In my field (Adult Program Coordinator for my library district), you can never predict what events will succeed and which will flop. Some programs I pour my heart and soul into and no one shows. Others I think will be completely unpopular and they pack the room.
* The writers' group I started? Total success.
* The film discussion group? One guy showed up to all but one of the films, ate the snacks, and fell asleep in all the movies.
* The outdoor concert series? I tried. Tried again. Tried one more time, and now we're dropping it from three or four concerts a summer to ONE.
* One Book/Two Villages Read? Flop. Flop. Drop. Even with Ray Bradbury's biographer coming to the Fahrenheit 451 event, and the author himself the year we read Robert Hellenga's Philosophy Made Simple.
* The online classics discussion group? We got through the first book okay, then it became me talking to myself. So now one of our patrons is running a classics group, and I get to be a member rather than the leader. Booyah!
* Bill Clinton's diarist coming to speak about her years in the White House? One or two people signed up, so I had to cancel. How embarrassing that was, not to mention disappointing for me. I wanted to hear the stories she had to tell, dammit!
And so on, and so on...
Now comes my nonfiction book group. We had our first meeting last Wednesday, and I'm hoping against hope this endeavor will succeed. Two people came, but we were one animated group chatting like we'd known each other forever. The book I chose?
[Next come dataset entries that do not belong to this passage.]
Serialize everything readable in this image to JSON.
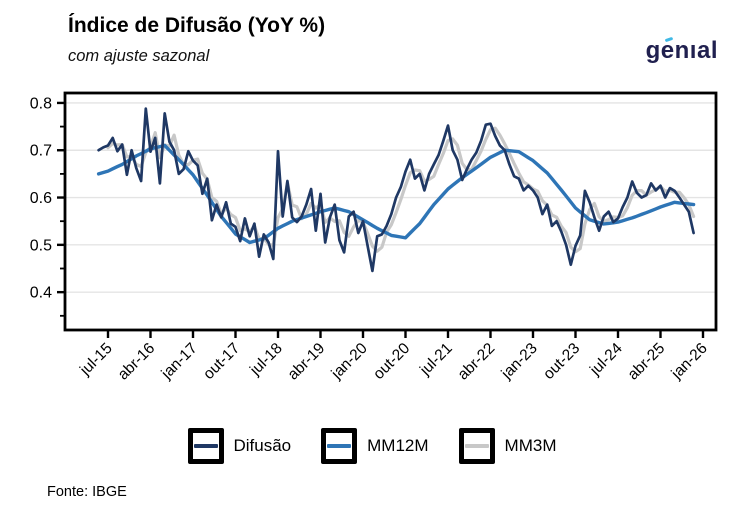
{
  "header": {
    "title": "Índice de Difusão (YoY %)",
    "subtitle": "com ajuste sazonal",
    "brand": "genıal"
  },
  "footer": {
    "source": "Fonte: IBGE"
  },
  "legend": [
    {
      "label": "Difusão",
      "color": "#1F3864"
    },
    {
      "label": "MM12M",
      "color": "#2E75B6"
    },
    {
      "label": "MM3M",
      "color": "#C8C8C8"
    }
  ],
  "chart_data": {
    "type": "line",
    "title": "Índice de Difusão (YoY %)",
    "subtitle": "com ajuste sazonal",
    "x_unit": "month",
    "frequency": "monthly",
    "start_month": "mai-15",
    "end_month": "nov-25",
    "ylim": [
      0.32,
      0.821
    ],
    "grid": "horizontal-major",
    "legend_position": "bottom",
    "yticks": [
      {
        "label": "0.8",
        "value": 0.8
      },
      {
        "label": "0.7",
        "value": 0.7
      },
      {
        "label": "0.6",
        "value": 0.6
      },
      {
        "label": "0.5",
        "value": 0.5
      },
      {
        "label": "0.4",
        "value": 0.4
      }
    ],
    "yticks_minor": [
      0.35,
      0.45,
      0.55,
      0.65,
      0.75
    ],
    "xticks": [
      {
        "label": "jul-15",
        "index": 2
      },
      {
        "label": "abr-16",
        "index": 11
      },
      {
        "label": "jan-17",
        "index": 20
      },
      {
        "label": "out-17",
        "index": 29
      },
      {
        "label": "jul-18",
        "index": 38
      },
      {
        "label": "abr-19",
        "index": 47
      },
      {
        "label": "jan-20",
        "index": 56
      },
      {
        "label": "out-20",
        "index": 65
      },
      {
        "label": "jul-21",
        "index": 74
      },
      {
        "label": "abr-22",
        "index": 83
      },
      {
        "label": "jan-23",
        "index": 92
      },
      {
        "label": "out-23",
        "index": 101
      },
      {
        "label": "jul-24",
        "index": 110
      },
      {
        "label": "abr-25",
        "index": 119
      },
      {
        "label": "jan-26",
        "index": 128
      }
    ],
    "series": [
      {
        "name": "Difusão",
        "color": "#1F3864",
        "values": [
          0.7,
          0.706,
          0.71,
          0.726,
          0.698,
          0.712,
          0.648,
          0.7,
          0.662,
          0.635,
          0.788,
          0.697,
          0.726,
          0.63,
          0.778,
          0.718,
          0.7,
          0.65,
          0.66,
          0.698,
          0.678,
          0.668,
          0.608,
          0.64,
          0.552,
          0.585,
          0.558,
          0.59,
          0.545,
          0.538,
          0.508,
          0.556,
          0.518,
          0.545,
          0.475,
          0.522,
          0.505,
          0.47,
          0.698,
          0.56,
          0.635,
          0.558,
          0.548,
          0.56,
          0.585,
          0.618,
          0.53,
          0.608,
          0.505,
          0.558,
          0.585,
          0.51,
          0.484,
          0.56,
          0.57,
          0.525,
          0.55,
          0.497,
          0.445,
          0.518,
          0.522,
          0.54,
          0.565,
          0.6,
          0.622,
          0.655,
          0.68,
          0.64,
          0.65,
          0.615,
          0.65,
          0.67,
          0.69,
          0.72,
          0.752,
          0.7,
          0.68,
          0.637,
          0.66,
          0.68,
          0.695,
          0.72,
          0.754,
          0.756,
          0.73,
          0.71,
          0.7,
          0.67,
          0.645,
          0.64,
          0.615,
          0.625,
          0.615,
          0.6,
          0.565,
          0.585,
          0.54,
          0.55,
          0.528,
          0.5,
          0.458,
          0.498,
          0.52,
          0.614,
          0.59,
          0.558,
          0.53,
          0.56,
          0.57,
          0.548,
          0.556,
          0.58,
          0.6,
          0.634,
          0.61,
          0.6,
          0.605,
          0.63,
          0.615,
          0.625,
          0.6,
          0.62,
          0.614,
          0.6,
          0.585,
          0.57,
          0.525
        ]
      },
      {
        "name": "MM12M",
        "color": "#2E75B6",
        "note": "12-month moving average, values read from chart at quarterly anchors [index, value]",
        "anchors": [
          [
            0,
            0.65
          ],
          [
            2,
            0.656
          ],
          [
            5,
            0.67
          ],
          [
            8,
            0.688
          ],
          [
            11,
            0.703
          ],
          [
            14,
            0.71
          ],
          [
            17,
            0.68
          ],
          [
            20,
            0.648
          ],
          [
            23,
            0.605
          ],
          [
            26,
            0.56
          ],
          [
            29,
            0.523
          ],
          [
            32,
            0.505
          ],
          [
            35,
            0.513
          ],
          [
            38,
            0.535
          ],
          [
            41,
            0.55
          ],
          [
            44,
            0.56
          ],
          [
            47,
            0.57
          ],
          [
            50,
            0.578
          ],
          [
            53,
            0.57
          ],
          [
            56,
            0.553
          ],
          [
            59,
            0.535
          ],
          [
            62,
            0.52
          ],
          [
            65,
            0.515
          ],
          [
            68,
            0.545
          ],
          [
            71,
            0.585
          ],
          [
            74,
            0.618
          ],
          [
            77,
            0.642
          ],
          [
            80,
            0.663
          ],
          [
            83,
            0.685
          ],
          [
            86,
            0.7
          ],
          [
            89,
            0.697
          ],
          [
            92,
            0.678
          ],
          [
            95,
            0.652
          ],
          [
            98,
            0.616
          ],
          [
            101,
            0.578
          ],
          [
            104,
            0.553
          ],
          [
            107,
            0.544
          ],
          [
            110,
            0.548
          ],
          [
            113,
            0.557
          ],
          [
            116,
            0.568
          ],
          [
            119,
            0.58
          ],
          [
            122,
            0.59
          ],
          [
            126,
            0.585
          ]
        ]
      },
      {
        "name": "MM3M",
        "color": "#C8C8C8",
        "derived": "rolling_mean_3_of_Difusão"
      }
    ]
  }
}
David Grann's The Lost City of Z: A Tale of Deadly Obsession in the Amazon
And we all loved it. Lots of discussion fodder here, with an eccentric Englishman who becomes driven to madness by the lust to find a lost civilization deep within the heart of the Amazon jungle. Did he find it? I dare not tell.
One thing's for sure, the two ladies who attended kick my butt as far as their knowledge of nonfiction writing - especially in the fields of science and civilizations. Book titles, authors and subjects were being bandied around like there's no tomorrow. Then here's me: that sounds interesting, and that sounds interesting... I wonder if the library has that...
Ms. "I read mostly fiction" felt a little sheepish in their company. It's true I started the group in order to expand my own nonfiction horizons, so I guess I shouldn't have been surprised when those who joined were already conversant with the genre. I need to find a way to use their combined knowledge to expand myself, while not annoying them with my ignorance.
Which means I have a lot of reading to do.
These two ladies are the sort who speak longingly about the Great Books Series, with what may have been a subtle hint the library may want to consider re-starting their former group. And, knowing me, I'd be all over that.
So that's a firm maybe.
It may take a few months to add more to our membership, to get people to realize it exists (What, READ the library's newsletter?), but for now I'm happy with our cozy little group. They're open, friendly, definitely well-read, and there was an instant bond - something that's pretty rare for me.
Next month's read? Dava Sobel's The Planets:
We're all excited to see what we can learn from it. Especially ME. I can only hope they haven't read too much about the universe, so much they leave me in the inter-galactic dust. Between you and me, I'd bet they have.